Le secrétaire général adjoint de la FNSEA Centre-Val de Loire, Cédric Raguin, réagit à la suite de l'annonce de la ministre de l'Agriculture concernant le Plan Casi.
Le secrétaire général adjoint de la FNSEA Centre-Val de Loire, Cédric Raguin, réagit à la suite de l'annonce de la ministre de l'Agriculture concernant le Plan Casi.
« Comme un clin d’œil grinçant de la part du ministère de l’Agriculture, ce nouveau plan de soutien s'intitule Casi. Casi, comme quasiment rien.
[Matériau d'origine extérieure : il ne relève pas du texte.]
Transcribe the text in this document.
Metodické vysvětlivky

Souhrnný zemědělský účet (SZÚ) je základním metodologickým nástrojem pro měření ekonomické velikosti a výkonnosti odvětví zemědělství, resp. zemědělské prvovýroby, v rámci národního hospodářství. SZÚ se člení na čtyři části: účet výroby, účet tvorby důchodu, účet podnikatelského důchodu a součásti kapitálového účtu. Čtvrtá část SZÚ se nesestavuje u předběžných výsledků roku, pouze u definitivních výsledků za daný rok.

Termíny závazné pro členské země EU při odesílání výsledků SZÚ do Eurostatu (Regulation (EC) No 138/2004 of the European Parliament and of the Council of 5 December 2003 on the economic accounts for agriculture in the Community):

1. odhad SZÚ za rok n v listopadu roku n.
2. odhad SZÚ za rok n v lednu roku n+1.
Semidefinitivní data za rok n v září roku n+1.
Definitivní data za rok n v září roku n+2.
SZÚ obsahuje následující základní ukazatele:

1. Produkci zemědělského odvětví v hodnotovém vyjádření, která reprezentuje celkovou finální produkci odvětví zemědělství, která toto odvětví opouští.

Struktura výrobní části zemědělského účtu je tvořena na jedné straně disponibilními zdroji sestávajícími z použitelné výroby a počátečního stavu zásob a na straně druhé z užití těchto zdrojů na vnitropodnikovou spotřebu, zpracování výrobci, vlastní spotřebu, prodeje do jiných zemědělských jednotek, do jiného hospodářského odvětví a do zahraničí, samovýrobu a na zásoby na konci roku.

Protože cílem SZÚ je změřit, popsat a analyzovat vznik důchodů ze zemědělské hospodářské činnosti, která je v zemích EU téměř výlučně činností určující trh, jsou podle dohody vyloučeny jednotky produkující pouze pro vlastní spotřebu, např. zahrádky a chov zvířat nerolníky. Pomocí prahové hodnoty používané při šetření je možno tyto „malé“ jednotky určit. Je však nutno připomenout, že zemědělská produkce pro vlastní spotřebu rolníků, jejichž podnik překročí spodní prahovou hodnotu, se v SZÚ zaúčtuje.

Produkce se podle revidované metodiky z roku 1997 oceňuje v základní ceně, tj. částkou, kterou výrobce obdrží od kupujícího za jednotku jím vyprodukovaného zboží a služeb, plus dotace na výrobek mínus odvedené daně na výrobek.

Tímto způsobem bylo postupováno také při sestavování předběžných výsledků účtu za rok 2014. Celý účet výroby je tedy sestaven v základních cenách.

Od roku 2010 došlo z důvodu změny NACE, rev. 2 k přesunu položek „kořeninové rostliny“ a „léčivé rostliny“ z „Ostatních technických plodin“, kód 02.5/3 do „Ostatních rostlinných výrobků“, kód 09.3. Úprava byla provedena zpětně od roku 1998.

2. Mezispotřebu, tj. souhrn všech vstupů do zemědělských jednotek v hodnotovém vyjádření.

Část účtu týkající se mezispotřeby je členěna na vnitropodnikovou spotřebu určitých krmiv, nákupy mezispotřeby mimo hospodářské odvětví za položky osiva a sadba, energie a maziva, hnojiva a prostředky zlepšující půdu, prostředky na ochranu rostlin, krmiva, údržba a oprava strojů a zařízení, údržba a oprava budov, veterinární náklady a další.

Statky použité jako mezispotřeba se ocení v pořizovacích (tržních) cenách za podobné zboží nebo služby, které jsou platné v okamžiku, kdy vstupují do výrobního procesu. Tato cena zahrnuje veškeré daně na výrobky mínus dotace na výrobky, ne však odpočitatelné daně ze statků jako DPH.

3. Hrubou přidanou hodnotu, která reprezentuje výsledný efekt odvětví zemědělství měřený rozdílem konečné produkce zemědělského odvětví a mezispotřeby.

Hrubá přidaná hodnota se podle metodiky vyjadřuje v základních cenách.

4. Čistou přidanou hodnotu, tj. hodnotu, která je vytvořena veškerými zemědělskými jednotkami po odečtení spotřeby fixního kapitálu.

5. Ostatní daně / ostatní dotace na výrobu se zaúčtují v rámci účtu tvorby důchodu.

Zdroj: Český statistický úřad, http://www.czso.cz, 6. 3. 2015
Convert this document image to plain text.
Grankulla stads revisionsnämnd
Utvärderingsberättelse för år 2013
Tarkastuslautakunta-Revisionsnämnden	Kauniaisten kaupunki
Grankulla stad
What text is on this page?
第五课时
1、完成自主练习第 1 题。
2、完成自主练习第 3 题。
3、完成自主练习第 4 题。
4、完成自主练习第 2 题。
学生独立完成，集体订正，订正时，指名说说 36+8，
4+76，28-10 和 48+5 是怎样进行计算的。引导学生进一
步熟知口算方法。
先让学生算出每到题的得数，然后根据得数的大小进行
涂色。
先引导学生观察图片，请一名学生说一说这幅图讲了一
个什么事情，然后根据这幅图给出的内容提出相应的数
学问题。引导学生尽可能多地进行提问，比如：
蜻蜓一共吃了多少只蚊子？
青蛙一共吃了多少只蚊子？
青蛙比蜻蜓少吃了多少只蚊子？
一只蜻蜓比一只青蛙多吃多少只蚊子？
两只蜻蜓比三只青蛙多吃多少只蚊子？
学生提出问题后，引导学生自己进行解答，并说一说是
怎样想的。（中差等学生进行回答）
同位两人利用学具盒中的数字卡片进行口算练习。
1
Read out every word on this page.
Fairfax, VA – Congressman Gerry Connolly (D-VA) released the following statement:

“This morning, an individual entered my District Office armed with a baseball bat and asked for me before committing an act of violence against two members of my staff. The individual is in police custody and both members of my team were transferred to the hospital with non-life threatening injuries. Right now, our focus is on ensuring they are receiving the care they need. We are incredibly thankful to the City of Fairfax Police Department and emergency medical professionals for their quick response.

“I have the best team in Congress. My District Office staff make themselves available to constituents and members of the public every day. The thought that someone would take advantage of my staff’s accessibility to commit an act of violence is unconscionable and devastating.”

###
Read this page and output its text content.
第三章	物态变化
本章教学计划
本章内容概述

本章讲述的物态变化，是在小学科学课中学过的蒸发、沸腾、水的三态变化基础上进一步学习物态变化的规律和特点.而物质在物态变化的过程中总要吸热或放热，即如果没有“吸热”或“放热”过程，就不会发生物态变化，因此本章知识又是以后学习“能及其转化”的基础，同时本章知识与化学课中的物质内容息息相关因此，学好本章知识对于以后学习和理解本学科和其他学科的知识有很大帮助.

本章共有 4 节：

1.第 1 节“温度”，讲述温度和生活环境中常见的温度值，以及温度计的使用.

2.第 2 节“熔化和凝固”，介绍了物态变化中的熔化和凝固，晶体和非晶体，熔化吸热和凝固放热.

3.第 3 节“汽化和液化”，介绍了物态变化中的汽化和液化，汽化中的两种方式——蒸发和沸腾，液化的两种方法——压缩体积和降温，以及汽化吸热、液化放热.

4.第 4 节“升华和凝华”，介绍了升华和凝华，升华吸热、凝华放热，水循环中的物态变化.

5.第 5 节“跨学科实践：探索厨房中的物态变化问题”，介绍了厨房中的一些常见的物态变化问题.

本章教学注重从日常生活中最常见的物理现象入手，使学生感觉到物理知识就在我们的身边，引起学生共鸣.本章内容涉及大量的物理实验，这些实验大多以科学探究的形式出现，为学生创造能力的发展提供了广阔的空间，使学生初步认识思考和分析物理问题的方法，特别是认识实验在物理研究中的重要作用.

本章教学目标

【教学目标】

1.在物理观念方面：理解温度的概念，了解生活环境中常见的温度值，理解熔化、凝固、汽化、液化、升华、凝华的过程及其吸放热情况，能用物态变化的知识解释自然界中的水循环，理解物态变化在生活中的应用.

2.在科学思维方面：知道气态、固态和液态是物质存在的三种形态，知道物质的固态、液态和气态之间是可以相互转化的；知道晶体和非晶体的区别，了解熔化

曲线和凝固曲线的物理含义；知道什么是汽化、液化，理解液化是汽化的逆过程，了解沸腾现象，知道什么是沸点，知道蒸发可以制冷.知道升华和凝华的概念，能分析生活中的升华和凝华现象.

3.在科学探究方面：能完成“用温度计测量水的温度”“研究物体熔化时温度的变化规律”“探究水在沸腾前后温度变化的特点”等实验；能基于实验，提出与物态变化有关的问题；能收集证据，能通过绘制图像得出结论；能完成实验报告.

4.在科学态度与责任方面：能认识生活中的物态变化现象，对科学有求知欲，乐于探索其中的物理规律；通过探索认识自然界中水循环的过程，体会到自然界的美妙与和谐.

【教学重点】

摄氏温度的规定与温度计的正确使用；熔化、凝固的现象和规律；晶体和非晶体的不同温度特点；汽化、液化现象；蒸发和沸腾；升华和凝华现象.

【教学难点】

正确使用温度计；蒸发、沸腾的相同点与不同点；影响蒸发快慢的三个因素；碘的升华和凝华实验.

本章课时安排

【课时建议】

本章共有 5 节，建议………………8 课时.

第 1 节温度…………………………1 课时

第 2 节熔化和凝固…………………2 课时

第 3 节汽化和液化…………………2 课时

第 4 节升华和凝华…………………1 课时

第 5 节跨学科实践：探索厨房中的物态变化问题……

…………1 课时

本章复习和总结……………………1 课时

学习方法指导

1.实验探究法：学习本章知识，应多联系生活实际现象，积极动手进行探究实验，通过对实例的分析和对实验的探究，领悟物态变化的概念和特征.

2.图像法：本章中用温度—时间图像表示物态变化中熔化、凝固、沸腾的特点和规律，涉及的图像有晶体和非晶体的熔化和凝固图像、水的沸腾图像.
Si le grand public et les médias non avertis retiendront le chiffre vendeur d’un milliard d’euros, la réalité du terrain est bien plus sombre. Derrière cet affichage politique se cache une cruelle absence d’ambition pour sauver l'agriculture française après une crise climatique sans précédent. En pratique, le seul soutien direct laissé à la main des préfets ne s’élève qu’à 210 millions d’euros. Rapportée à chaque exploitation, cette enveloppe relève du saupoudrage.
Si la ferme France s’enfonce aujourd'hui dans l'impasse, c'est avant tout le résultat d'années de choix politiques hors-sol. Le changement climatique était pourtant annoncé depuis longtemps, mais les pouvoirs publics continuent d'accumuler les freins idéologiques et administratifs, bloquant notamment les projets de stockage de l’eau hivernale, pourtant indispensable pour faire face aux sécheresses répétées.
Face à l'urgence, nos exploitations ont un besoin vital de trésorerie. Des solutions simples et immédiates existent : la suppression de taxes asphyxiantes comme la RPD* ou le MACF**, ainsi qu’une baisse pérenne du prix du GNR — bien plus efficace qu'une remise au compte-gouttes de 15 centimes soumise à un parcours du combattant administratif.
Les agriculteurs n'ont ni provoqué le dérèglement climatique, ni déclenché les conflits mondiaux. Ils en payent pourtant le prix fort. La France, grande puissance agricole historique, mérite des dirigeants visionnaires capables d'engager une véritable politique d'avenir : viable, vivable et résiliente. Malheureusement, la volonté politique semble définitivement avoir quitté les sommets de l'État. »*Redevance pour pollutions diffuses.
**Mécanisme d'ajustement carbone aux frontières.